The life span of a species can mean at least two things. The lifespan of individuals that belong to the species or how long the entire species can survive without mutating. I believe extinction, species lifespan and the theory of recapitulation (ontogeny recapitulates phylogeny) are intertwined https://en.wikipedia.org/wiki/Recapitulation_theory
I had read somewhere that telomere length reduces each time a cell divides. Assuming that, telomere shortening rate is directly indicative of the number of times cells have gone through division. Could that not mean that telomere shortening rate is just estimating cell division rates and the latter relate to life span for an entirely different reason? Is this or some other study show that shortening rate is a better predictor of life span than cell division rate?
If telomere's ending were of significance, then their lengths would be a good predictor of life span. The OP is saying that it's not the length but the shorting rate that counts.
Other than being born with the right genes? Moderate exercise, like 30 min. of cardio 3 times a week, may help increase telomere length just as much as marathon running. Omega 3 and most things associated with a good diet also correlate with longer telomeres. A study showed that processed meat (like bologna with nitrate) has a negative effect on telomeres. Go figure.
There is a very strong negative association between chronic stress and telomeres. The worse the stress is and the longer the episode, the more your telomeres are impaired. If a woman is chronically stressed or had low emotional support in childhood, her kids may get shorter telomeres in utero. Social isolation also seems to be terrible for telomere length.

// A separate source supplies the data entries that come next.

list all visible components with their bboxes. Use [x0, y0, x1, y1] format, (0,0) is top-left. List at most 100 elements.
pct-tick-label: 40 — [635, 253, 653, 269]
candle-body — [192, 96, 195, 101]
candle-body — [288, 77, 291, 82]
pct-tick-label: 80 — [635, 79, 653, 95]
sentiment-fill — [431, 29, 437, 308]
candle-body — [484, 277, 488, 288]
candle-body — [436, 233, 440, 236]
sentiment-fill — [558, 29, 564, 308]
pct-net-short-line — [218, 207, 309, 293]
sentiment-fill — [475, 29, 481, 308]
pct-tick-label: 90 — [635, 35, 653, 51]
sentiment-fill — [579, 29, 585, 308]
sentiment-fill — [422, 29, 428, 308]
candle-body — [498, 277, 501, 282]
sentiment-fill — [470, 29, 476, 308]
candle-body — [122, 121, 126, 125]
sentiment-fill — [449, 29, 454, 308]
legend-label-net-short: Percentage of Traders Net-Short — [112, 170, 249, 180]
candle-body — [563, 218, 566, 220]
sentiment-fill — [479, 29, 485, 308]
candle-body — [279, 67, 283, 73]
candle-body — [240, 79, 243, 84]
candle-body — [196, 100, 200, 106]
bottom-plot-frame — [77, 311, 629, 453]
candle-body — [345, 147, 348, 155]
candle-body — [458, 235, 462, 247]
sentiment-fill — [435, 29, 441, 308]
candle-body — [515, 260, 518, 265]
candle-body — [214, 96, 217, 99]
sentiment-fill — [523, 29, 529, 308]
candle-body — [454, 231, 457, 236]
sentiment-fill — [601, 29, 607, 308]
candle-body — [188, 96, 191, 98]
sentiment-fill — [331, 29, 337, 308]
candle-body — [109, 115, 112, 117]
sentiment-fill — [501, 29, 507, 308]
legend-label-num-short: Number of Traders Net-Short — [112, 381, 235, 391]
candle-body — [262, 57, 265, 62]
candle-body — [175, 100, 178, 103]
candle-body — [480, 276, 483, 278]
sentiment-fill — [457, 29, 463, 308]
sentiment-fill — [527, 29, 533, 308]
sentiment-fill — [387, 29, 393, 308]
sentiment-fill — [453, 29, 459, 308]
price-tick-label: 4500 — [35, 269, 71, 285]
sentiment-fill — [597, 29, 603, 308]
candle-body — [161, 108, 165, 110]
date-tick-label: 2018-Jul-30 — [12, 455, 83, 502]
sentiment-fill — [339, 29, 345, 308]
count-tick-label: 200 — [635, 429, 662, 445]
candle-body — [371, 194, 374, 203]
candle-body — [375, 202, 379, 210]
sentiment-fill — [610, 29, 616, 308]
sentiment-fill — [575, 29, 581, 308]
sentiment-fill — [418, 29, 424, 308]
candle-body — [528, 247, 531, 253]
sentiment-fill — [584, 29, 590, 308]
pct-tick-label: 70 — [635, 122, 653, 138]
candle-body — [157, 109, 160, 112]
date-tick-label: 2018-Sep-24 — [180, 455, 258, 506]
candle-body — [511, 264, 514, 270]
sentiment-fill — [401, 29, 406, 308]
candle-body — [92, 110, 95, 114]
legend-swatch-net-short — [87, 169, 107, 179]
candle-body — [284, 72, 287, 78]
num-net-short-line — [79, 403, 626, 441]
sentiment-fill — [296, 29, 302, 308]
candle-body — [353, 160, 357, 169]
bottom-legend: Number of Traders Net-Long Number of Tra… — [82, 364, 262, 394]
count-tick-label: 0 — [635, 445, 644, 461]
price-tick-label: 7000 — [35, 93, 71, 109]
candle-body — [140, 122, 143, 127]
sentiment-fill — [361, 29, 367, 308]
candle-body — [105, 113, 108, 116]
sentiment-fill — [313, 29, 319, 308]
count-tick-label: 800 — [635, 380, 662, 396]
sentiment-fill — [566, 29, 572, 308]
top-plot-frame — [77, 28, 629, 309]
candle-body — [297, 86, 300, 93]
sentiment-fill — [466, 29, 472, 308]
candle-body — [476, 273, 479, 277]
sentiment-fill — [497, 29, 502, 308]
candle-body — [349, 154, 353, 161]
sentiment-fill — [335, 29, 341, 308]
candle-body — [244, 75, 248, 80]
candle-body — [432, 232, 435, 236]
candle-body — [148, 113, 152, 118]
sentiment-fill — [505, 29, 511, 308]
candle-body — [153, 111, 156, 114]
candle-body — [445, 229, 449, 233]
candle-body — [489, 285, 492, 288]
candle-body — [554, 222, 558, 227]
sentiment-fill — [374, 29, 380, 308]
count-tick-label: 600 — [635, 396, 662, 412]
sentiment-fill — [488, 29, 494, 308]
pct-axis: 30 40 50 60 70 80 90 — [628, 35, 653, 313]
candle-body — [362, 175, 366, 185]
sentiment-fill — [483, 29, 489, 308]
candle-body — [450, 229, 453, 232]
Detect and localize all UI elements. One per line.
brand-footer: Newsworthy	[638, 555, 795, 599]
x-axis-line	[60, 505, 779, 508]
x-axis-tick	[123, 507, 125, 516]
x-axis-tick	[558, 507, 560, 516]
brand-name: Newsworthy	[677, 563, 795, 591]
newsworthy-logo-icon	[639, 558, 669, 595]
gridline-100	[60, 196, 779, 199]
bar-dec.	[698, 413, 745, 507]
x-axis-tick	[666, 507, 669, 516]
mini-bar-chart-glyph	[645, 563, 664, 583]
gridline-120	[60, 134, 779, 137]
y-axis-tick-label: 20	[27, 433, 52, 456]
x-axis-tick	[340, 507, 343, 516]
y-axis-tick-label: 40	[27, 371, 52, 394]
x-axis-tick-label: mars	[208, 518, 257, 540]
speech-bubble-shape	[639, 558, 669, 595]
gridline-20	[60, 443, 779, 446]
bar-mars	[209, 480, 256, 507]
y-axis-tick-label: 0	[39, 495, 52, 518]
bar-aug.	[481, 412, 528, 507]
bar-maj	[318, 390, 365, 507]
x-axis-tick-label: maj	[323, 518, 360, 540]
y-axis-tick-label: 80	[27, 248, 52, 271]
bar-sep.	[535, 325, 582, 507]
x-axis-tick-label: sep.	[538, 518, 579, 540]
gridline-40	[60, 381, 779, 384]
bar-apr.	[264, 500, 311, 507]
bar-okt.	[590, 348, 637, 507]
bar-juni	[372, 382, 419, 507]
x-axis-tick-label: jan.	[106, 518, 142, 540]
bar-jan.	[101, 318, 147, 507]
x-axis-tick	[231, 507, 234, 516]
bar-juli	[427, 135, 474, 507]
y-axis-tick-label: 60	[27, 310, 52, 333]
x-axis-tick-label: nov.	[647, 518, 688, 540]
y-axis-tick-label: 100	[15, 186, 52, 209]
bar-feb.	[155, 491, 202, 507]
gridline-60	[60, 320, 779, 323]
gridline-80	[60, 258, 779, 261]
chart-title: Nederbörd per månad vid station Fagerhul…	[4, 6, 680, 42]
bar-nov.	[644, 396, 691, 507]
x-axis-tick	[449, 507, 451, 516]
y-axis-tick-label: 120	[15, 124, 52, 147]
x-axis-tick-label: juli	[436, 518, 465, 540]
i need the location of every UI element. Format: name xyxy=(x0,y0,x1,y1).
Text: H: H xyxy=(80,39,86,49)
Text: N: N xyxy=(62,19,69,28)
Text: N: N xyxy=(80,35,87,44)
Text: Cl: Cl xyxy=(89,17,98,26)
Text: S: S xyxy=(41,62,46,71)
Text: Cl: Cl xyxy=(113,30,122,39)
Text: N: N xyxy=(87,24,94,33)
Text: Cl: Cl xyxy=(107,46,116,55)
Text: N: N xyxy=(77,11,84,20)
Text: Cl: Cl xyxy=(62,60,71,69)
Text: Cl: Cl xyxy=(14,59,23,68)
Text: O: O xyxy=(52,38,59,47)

Disclaimer: Telomeres are a relatively new area of interest. Studies showing the above haven’t been replicated enough to be comfortably stated as fact. Of course, telling correlation from causation is difficult.
Yes there are several companies that do this. TeloYears is one. They use a blood sample to index your telomere length (actual length) against other people your age (expected length). One of the outputs is a percentile rank for cellular age. While this can be useful information, there are a couple issues. One is that you can’t reliably predict expected lifespan simply using telomere length. The other is that it is over $100. You already know if you’re healthy and have good genes. I guess it could be used for benchmarking to see whether your telomeres are on the right track.